Job Vacancies as RSS Feeds

AS I approach the end of my Ph.D., I need to keep an open eye on job openings and vacancies in academia. I wish to do so in the least time-consuming way. What better way than feeds of information that give a rapid daily flow?

Vacancies are delivered as search results for a query or criteria specified by the user, e.g. location, sector. This has the same characteristic and advantages that RSS technology typically offers:

  • Narrower scope and less visual clutter
  • Littler user intervention, ‘pull technology’ versus ‘push technology’ such as E-mail
  • Summarisation (title versus detailed description, link/s)
  • Flagging of new content as opposed to previously-read entries.

There are many more arguments in defence of feeds, but they will be missing the point of this post and are worth a discussion in their own right.

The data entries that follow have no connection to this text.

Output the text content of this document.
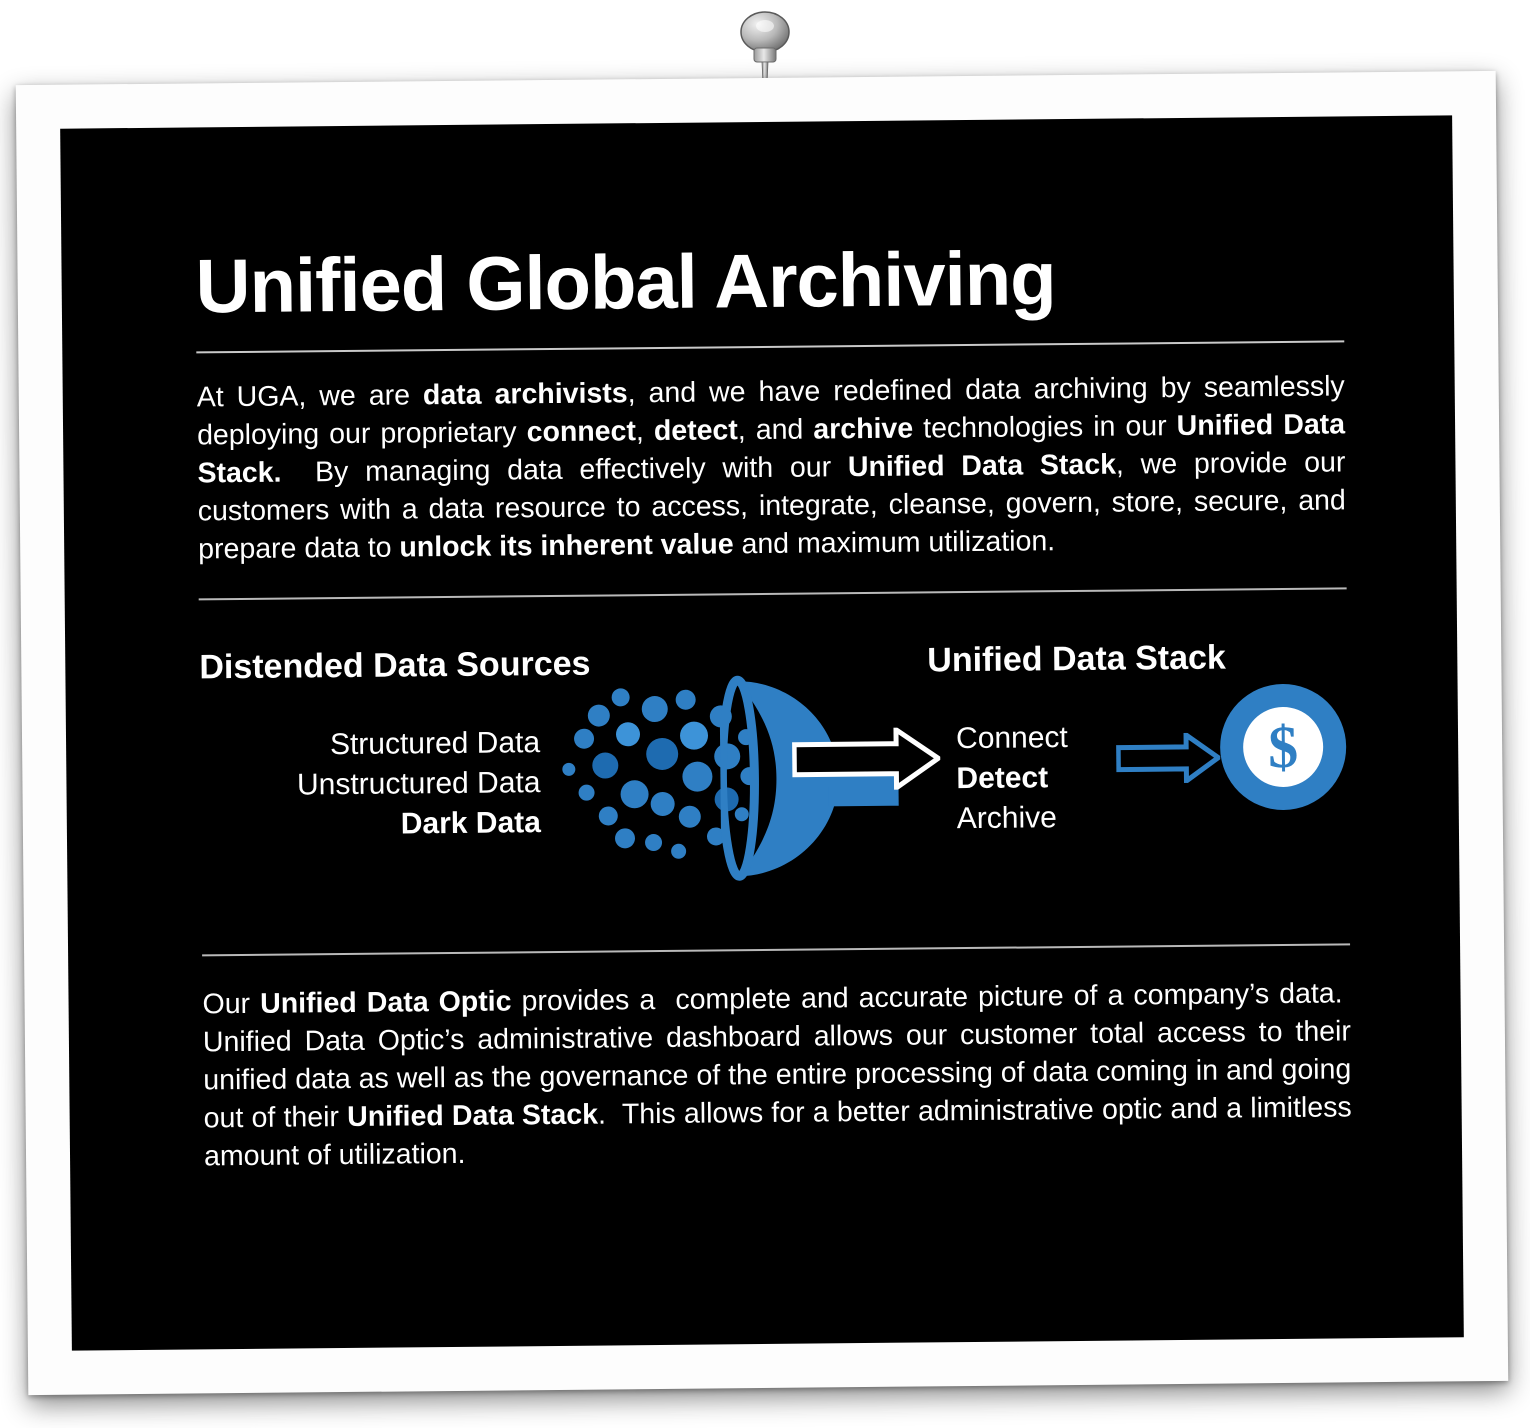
Unified Global Archiving

At UGA, we are data archivists, and we have redefined data archiving by seamlessly deploying our proprietary connect, detect, and archive technologies in our Unified Data Stack.  By managing data effectively with our Unified Data Stack, we provide our customers with a data resource to access, integrate, cleanse, govern, store, secure, and prepare data to unlock its inherent value and maximum utilization.

Distended Data Sources	Unified Data Stack
Structured Data
Unstructured Data
Dark Data
Connect
Detect
Archive
$

Our Unified Data Optic provides a  complete and accurate picture of a company’s data.  Unified Data Optic’s administrative dashboard allows our customer total access to their unified data as well as the governance of the entire processing of data coming in and going out of their Unified Data Stack.  This allows for a better administrative optic and a limitless amount of utilization.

The following are job vacancies Web sites, which I know provide RSS feeds:

  • Monster RSS – International coverage, sub-divided by job type
  • Jobs.ac.uk RSS – Jobs in academia world-wide with emphasis on the United Kingdom
  • CWJobs – Jobs in IT (United Kingdom). Search for terms, then use the RSS button/facility, currently at the top

[On to personal ramblings] Earlier today I read a more official announcement about the Google headquarters in Dublin. I have known about this for several months as I am/was considered for a Software Engineer/System Administrator position there. I also pointed to photos from the Googleplex in London before. In general, I have openly expresses disdain, skepticism and anger, as well as support, admiration, and sympathy for Google in the past. Their affinity to and backing of Open Source software probably transcends the controversy though.